In the workshop room for SUPPLIANTS OF SYRIA |
For four weeks, director Michael Walling and three actors (Richard Adetunji, Vlad Gurdis and John Rogers) have been exploring response to The Suppliants by Aeschylus, in which the suppliant women flee forced marriage and seek asylum in Greece, but are met by a seemingly endless debate about the correct course of action. I'd been interested in Border Crossings' approach to devising for some time, and was delighted to join them for a week, acting as a dramaturgical outside eye. Here are some observations from the process.
“Democracy is a conversation.” We can agree on that, can’t we?
The oldest written record of the word “democracy” is in The Suppliants by Aeschylus, and this rehearsal room is obsessed with the idea of democracy. As one actor explains, it comes from the Greek ‘demos’ meaning people, and ‘kratos’ meaning power. So the power of the people. But how is that power expressed? In theatre, it’s through our voice, and there’s a constant back and forth of disagreements, compared experiences, and conflicting perspectives in the room. There’s a cacophony of voices in the rehearsal room: the actors, the director, Aeschylus, and the real life suppliants, a group of Syrian women seeking asylum in Turkey. Like Aeschylus, their words and voices have been recorded and interpreted but they can’t be in the room with us. There will always be some gap in our understanding…

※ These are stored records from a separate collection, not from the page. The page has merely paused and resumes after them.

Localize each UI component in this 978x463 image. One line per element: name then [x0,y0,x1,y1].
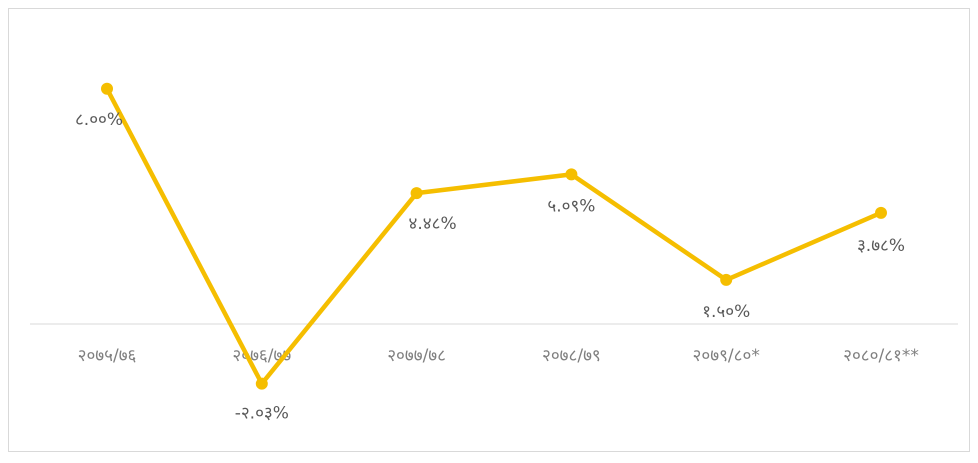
x-tick-label: २०७९/८०* [693,346,760,366]
point [101,82,113,95]
point [565,168,578,181]
data-label: ५.०९% [547,196,595,216]
point [255,377,268,390]
x-tick-label: २०८०/८१** [843,346,919,366]
x-tick-label: २०७८/७९ [542,346,601,366]
data-label: ४.४८% [409,214,457,234]
chart-border [8,8,970,452]
data-label: १.५०% [702,302,750,322]
data-label: ३.७८% [857,236,905,256]
point [720,273,733,286]
x-tick-label: २०७७/७८ [387,346,446,366]
data-label: ८.००% [75,110,123,130]
point [410,187,423,200]
point [875,206,887,219]
x-tick-label: २०७५/७६ [78,346,137,366]
data-label: -२.०३% [235,404,289,424]
line [105,87,882,386]
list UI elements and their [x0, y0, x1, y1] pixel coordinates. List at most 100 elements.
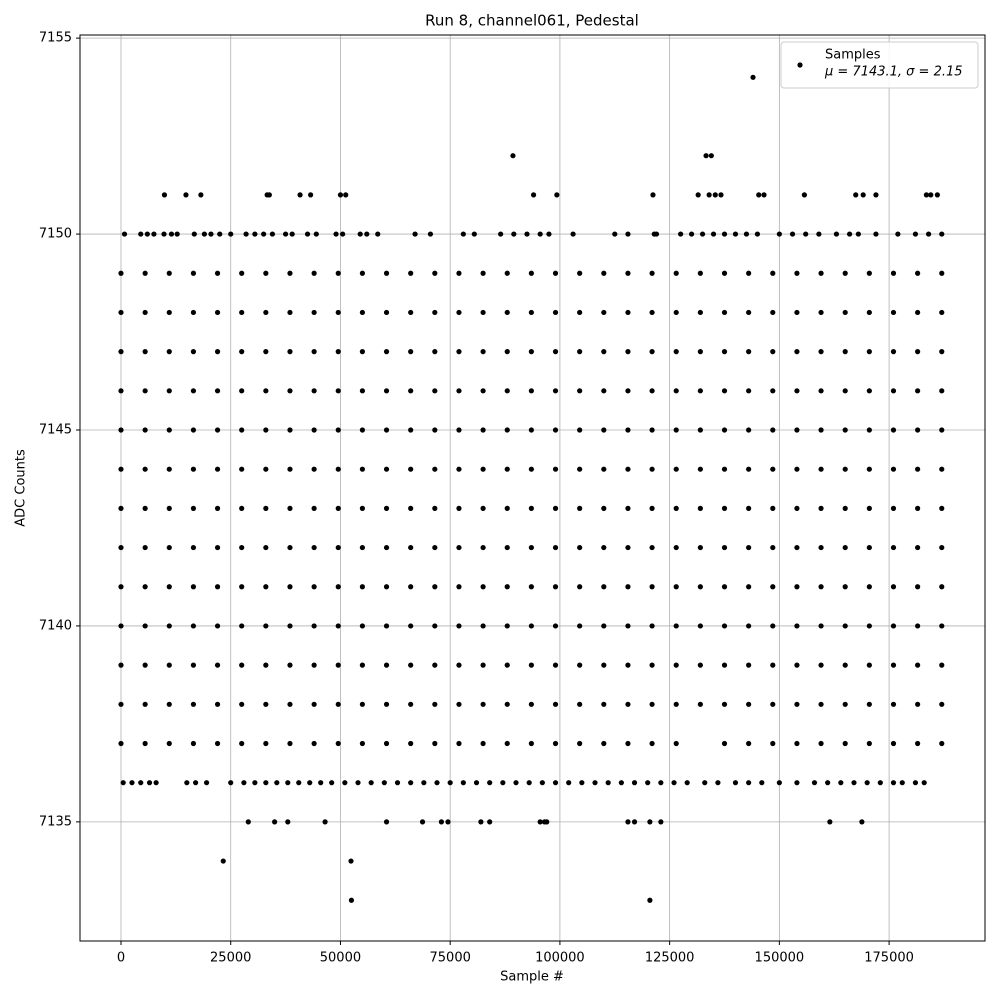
- point: [166, 544, 172, 551]
- point: [335, 584, 341, 590]
- point: [625, 270, 631, 276]
- point: [537, 231, 543, 237]
- point: [190, 466, 197, 472]
- point: [381, 780, 387, 786]
- point: [335, 662, 341, 668]
- point: [263, 701, 269, 707]
- point: [939, 584, 945, 590]
- point: [923, 192, 930, 198]
- point: [263, 388, 269, 394]
- point: [408, 662, 414, 668]
- point: [239, 740, 245, 747]
- point: [939, 270, 945, 276]
- point: [866, 349, 872, 355]
- point: [746, 427, 752, 433]
- point: [890, 349, 897, 355]
- point: [239, 544, 245, 551]
- point: [592, 780, 598, 786]
- point: [625, 388, 631, 394]
- point: [166, 270, 172, 276]
- point: [311, 349, 317, 355]
- point: [939, 388, 945, 394]
- point: [890, 623, 897, 629]
- point: [818, 427, 824, 433]
- point: [552, 309, 559, 316]
- point: [456, 466, 462, 472]
- point: [146, 780, 153, 786]
- point: [287, 309, 293, 316]
- point: [142, 544, 148, 551]
- point: [776, 780, 782, 786]
- x-tick-label: 75000: [430, 951, 471, 966]
- point: [697, 466, 703, 472]
- point: [239, 427, 245, 433]
- point: [794, 544, 800, 551]
- point: [915, 388, 921, 394]
- point: [504, 662, 510, 668]
- point: [770, 544, 776, 551]
- point: [915, 623, 921, 629]
- point: [649, 623, 655, 629]
- point: [673, 584, 679, 590]
- point: [625, 427, 631, 433]
- point: [359, 662, 365, 668]
- point: [245, 819, 251, 825]
- point: [359, 544, 365, 551]
- point: [456, 349, 462, 355]
- point: [289, 231, 295, 237]
- point: [456, 505, 462, 511]
- point: [673, 662, 679, 668]
- point: [220, 858, 226, 864]
- point: [228, 231, 234, 237]
- point: [625, 740, 631, 747]
- point: [915, 349, 921, 355]
- point: [144, 231, 150, 237]
- point: [138, 231, 144, 237]
- point: [263, 662, 269, 668]
- point: [118, 623, 124, 629]
- point: [311, 505, 317, 511]
- point: [118, 388, 124, 394]
- point: [480, 388, 486, 394]
- point: [552, 505, 559, 511]
- point: [649, 505, 655, 511]
- point: [842, 427, 848, 433]
- point: [432, 701, 438, 707]
- point: [688, 231, 695, 237]
- point: [552, 349, 559, 355]
- point: [649, 309, 655, 316]
- point: [756, 192, 762, 198]
- point: [504, 349, 510, 355]
- x-tick-label: 50000: [320, 951, 361, 966]
- point: [866, 309, 872, 316]
- point: [939, 662, 945, 668]
- point: [873, 231, 879, 237]
- point: [239, 349, 245, 355]
- point: [308, 192, 314, 198]
- point: [480, 309, 486, 316]
- plot-frame: [79, 34, 986, 942]
- point: [842, 505, 848, 511]
- point: [337, 192, 344, 198]
- point: [118, 466, 124, 472]
- point: [915, 427, 921, 433]
- point: [142, 505, 148, 511]
- point: [383, 466, 390, 472]
- point: [355, 780, 361, 786]
- point: [261, 231, 267, 237]
- point: [746, 309, 752, 316]
- point: [866, 544, 872, 551]
- point: [432, 662, 438, 668]
- point: [311, 623, 317, 629]
- point: [287, 623, 293, 629]
- point: [649, 270, 655, 276]
- point: [480, 662, 486, 668]
- point: [601, 623, 607, 629]
- point: [631, 819, 638, 825]
- point: [359, 427, 365, 433]
- point: [649, 388, 655, 394]
- point: [118, 349, 124, 355]
- point: [577, 270, 583, 276]
- point: [842, 270, 848, 276]
- point: [605, 780, 611, 786]
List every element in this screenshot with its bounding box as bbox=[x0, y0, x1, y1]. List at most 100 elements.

“The worst thing that’s ever happened to you is the worst thing that’s ever happened to you.”
Each day in rehearsals is different but always centres around trying to understand the plight of the suppliant women. One day is spent exploring the classical text via mask work. It unlocks a more mythic aspect to the text, less reliant on a personal or psychological connection. In a way the mask protects the actor from any traumatic material. The next day we watch interviews with the Syrian women and everything is all too real. We dig into our own experiences and our own points of connection with the suppliants of Syria. There’s no mask to hide behind. These aren’t characters we’re playing. We’re five men trying to make sense of men at war and male violence against women. At one point we ask if we should have more women in the room; but is that then forcing them to take on more emotional labour? Surely men need to take responsibility for sorting the issues they cause? It’s “not all men” but it is almost always a man. There’s no simple answer and at the end of every day we take care to check in with each other and not take the heavy, personal, messy questions home with us. But the questions never go away throughout the process. Michael shares anecdotes about visiting Turkey and the ethical issues inherent in documenting and interviewing asylum seekers. Is this exploitation or genuine dialogue? Does paying them for their time turn suffering into a commodity to be consumed? Is there any “good” way to tell their story?
“It’s great that we’re having this conversation.”
Every day brings new questions and every new question leads to rewrites and reinterpretations of the source material. There’s Aeschylus’ original text, the interviews, and a meta-commentary performed by the actors as fictionalised versions of themselves. At times it can feel overwhelming. Are there too many questions that we can’t answer? In the heat of one discussion we’re forced to ask what the point of this project is? Are we simply going in circles? If it’s impossible to understand someone else’s experience then what is the point in trying? Is this conversation actually intended to result in action? Or is it a distraction? A means for us to absolve ourselves of feelings of guilt?
There’s a repeated phrase in one section: It’s great that we’re having this conversation.
Because silence doesn’t feel like an option.
Everything about this show invites disagreement.
For now, there’s still time for the cast and crew to decide what this show should be.
But that conversation can't go on forever, can it?
Liam Rees is a director who specialises in developing new work and new writing. He has a particular interest in international collaboration and enjoys making theatre that uses digital tech to put the internet onstage and facilitate more international conversations.